Eventualmente, podemos rejeitar \(H_0\), ainda que ela seja verdadeira. O nivel de significância adotado, estabele que a probabilidade disto acontecer é \(\alpha\). Se rejeitarmos \(H_0\) quando ela é verdadeira, estaremos incorrendo em um erro de decisão que denominamos de Erro Tipo I. Consequentemente, temos uma probabilidade de \(1 - \alpha\) de aceitar corretamente \(H_0\) quando ela é verdadeira. Estabelecer um \(\alpha = 0,05\) nos garante que iremos incorrer no erro do tipo I em somente \(5\%\) das vezes que o experimento for realizado.

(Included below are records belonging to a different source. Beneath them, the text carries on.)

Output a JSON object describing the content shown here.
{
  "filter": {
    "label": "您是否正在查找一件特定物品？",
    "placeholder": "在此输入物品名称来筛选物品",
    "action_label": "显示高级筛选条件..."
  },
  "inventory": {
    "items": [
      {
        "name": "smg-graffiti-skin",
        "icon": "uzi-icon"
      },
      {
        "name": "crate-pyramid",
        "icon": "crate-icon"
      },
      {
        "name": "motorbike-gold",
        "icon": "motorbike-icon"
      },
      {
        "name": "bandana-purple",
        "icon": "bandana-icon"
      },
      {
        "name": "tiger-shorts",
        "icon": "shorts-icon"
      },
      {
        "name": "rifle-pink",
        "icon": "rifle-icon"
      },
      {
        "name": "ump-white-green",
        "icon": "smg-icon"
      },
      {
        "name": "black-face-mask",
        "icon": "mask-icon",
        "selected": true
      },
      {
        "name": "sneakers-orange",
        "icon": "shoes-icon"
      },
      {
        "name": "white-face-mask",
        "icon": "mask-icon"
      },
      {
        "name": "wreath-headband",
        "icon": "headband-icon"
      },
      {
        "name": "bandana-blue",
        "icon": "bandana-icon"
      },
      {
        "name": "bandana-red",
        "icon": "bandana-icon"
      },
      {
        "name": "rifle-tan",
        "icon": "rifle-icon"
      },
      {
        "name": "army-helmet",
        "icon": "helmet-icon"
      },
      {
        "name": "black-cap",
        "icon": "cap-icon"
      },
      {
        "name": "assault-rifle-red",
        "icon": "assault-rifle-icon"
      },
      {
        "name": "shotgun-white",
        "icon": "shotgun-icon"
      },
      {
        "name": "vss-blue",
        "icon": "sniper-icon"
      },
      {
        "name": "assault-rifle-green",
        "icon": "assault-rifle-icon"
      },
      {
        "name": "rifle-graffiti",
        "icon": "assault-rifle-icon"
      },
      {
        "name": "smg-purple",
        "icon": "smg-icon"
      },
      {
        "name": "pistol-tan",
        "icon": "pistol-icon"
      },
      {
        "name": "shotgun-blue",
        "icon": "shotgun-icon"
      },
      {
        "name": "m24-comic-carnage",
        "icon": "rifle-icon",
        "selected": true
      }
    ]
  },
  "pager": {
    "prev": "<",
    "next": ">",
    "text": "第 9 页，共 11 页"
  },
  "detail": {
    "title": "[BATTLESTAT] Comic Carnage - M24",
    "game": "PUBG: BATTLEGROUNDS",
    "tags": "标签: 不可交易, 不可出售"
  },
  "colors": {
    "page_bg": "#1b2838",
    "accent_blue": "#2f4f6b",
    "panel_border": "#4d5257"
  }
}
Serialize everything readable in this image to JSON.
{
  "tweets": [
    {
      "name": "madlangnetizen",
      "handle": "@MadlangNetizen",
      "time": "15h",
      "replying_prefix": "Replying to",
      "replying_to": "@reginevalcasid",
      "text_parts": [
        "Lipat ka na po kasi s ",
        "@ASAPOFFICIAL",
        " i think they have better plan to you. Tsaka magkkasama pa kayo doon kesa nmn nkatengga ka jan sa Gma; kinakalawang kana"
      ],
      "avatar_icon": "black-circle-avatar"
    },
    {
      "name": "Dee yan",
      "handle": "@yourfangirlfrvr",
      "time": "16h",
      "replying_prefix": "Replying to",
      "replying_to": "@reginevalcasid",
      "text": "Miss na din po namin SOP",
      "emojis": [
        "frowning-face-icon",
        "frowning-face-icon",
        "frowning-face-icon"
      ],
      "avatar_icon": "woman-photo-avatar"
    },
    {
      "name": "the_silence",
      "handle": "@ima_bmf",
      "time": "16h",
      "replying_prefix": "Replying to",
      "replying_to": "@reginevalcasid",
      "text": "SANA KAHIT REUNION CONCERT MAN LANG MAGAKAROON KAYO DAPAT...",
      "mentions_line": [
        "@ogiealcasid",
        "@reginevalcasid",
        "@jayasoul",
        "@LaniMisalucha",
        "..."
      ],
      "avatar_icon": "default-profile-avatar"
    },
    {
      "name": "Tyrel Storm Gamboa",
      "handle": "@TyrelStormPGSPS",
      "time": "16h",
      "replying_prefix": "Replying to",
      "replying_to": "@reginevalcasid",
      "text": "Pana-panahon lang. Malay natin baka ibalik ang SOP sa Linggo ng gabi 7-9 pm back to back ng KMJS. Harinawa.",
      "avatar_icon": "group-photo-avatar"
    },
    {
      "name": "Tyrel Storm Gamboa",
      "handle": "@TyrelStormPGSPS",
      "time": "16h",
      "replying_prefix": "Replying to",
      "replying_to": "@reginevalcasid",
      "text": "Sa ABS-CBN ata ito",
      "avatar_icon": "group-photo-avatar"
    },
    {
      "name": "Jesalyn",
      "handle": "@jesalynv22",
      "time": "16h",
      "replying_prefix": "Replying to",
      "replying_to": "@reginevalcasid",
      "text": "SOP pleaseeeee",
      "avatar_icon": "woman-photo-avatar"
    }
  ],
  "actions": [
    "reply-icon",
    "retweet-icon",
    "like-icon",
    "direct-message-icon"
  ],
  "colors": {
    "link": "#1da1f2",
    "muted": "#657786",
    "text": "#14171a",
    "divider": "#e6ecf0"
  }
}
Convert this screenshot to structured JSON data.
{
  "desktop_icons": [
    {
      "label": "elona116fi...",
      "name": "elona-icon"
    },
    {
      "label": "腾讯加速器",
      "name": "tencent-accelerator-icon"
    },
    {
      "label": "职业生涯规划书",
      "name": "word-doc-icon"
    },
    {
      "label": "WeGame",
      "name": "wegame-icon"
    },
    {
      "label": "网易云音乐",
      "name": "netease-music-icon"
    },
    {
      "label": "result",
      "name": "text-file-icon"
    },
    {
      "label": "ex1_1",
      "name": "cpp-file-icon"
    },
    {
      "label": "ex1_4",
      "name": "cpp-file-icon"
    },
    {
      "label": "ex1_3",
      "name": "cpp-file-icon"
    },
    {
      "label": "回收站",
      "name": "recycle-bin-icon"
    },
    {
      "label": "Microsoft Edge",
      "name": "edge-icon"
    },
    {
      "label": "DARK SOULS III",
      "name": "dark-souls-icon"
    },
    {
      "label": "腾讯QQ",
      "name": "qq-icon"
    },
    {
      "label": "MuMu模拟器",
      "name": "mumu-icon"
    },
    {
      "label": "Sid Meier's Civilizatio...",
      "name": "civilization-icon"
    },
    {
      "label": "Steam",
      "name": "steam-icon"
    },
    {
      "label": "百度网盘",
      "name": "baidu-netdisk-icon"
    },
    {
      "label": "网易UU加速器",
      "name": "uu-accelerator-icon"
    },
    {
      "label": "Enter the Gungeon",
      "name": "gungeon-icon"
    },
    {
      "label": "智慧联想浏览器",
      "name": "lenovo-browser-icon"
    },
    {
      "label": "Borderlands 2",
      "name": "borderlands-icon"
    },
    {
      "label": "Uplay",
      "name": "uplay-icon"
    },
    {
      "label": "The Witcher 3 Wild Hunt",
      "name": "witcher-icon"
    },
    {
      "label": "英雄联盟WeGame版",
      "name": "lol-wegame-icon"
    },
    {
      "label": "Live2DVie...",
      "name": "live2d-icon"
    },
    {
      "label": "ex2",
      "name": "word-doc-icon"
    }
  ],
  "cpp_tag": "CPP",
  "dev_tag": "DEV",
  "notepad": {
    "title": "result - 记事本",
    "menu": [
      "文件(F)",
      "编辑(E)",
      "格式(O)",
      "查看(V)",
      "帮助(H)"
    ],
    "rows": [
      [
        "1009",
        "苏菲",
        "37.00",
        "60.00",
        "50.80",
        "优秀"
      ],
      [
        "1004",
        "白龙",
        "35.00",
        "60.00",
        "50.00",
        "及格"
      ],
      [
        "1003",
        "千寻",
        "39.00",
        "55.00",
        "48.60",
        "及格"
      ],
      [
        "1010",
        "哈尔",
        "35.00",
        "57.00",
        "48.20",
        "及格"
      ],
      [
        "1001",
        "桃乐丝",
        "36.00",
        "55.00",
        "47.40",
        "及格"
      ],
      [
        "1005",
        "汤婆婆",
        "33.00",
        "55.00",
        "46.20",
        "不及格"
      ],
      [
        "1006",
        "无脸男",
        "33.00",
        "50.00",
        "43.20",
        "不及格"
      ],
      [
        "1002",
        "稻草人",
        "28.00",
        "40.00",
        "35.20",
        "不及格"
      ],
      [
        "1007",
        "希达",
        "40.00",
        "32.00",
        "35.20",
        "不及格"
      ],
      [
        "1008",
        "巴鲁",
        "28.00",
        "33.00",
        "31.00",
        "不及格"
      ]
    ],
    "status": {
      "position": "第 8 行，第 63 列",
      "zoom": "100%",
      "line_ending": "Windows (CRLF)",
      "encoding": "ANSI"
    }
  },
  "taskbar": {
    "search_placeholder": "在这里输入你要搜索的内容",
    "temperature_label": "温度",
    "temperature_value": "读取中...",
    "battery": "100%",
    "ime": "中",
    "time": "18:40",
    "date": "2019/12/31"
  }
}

Um outra situação ocorre quando aceitamos erroneamente a hipótese nula que é falsa, incorrendo no Erro Tipo II. O erro do tipo II tem probabilidade \(\beta\) de acontecer. O complementar desta probabilidade (\(1-\beta\)) é denominado de Poder do Teste. Um teste poderoso é portanto, aquele que tem elevada probabilidade de rejeitar \(H_0\) quando ela é falsa.
As figuras abaixo representam as distribuições das médias amostrais e os erros do tipos I e II quando o \(H_0\) é verdadeira (\(\mu_a = \mu\)) e quando \(H_0\) é falsa (\(\mu_a > \mu\)).
Idealmente em um teste estatístico, seria interessante reduzir ao máximo os erros do tipo I e II. Ao reduzirmos o erro do tipo I, diminuindo \(\alpha\) teremos um teste mais rigoroso que raramente iria errar ao rejeitar um \(H_0\) verdadeiro (Figura A). Entretanto, este teste também raramente iria rejeitar \(H_0\) ainda que ele seja falso (Figura B). Consequentemente, ao diminuir o valor de \(\alpha\) ficamos menos propensos a cometer o erro do tipo I, porém mais propensos a incorrer no erro tipo II, isto é, não rejeitar uma \(H_0\) falsa.
Dadas estas características, o único modo que reduzir os dois tipos de erros simultaneamente é aumentando o tamanho amostral \(n\) pois, neste caso, reduzimos o erro padrão (\(\sigma_{\overline{X}}\)) e consequentemente a sobreposição entre as duas curvas acima.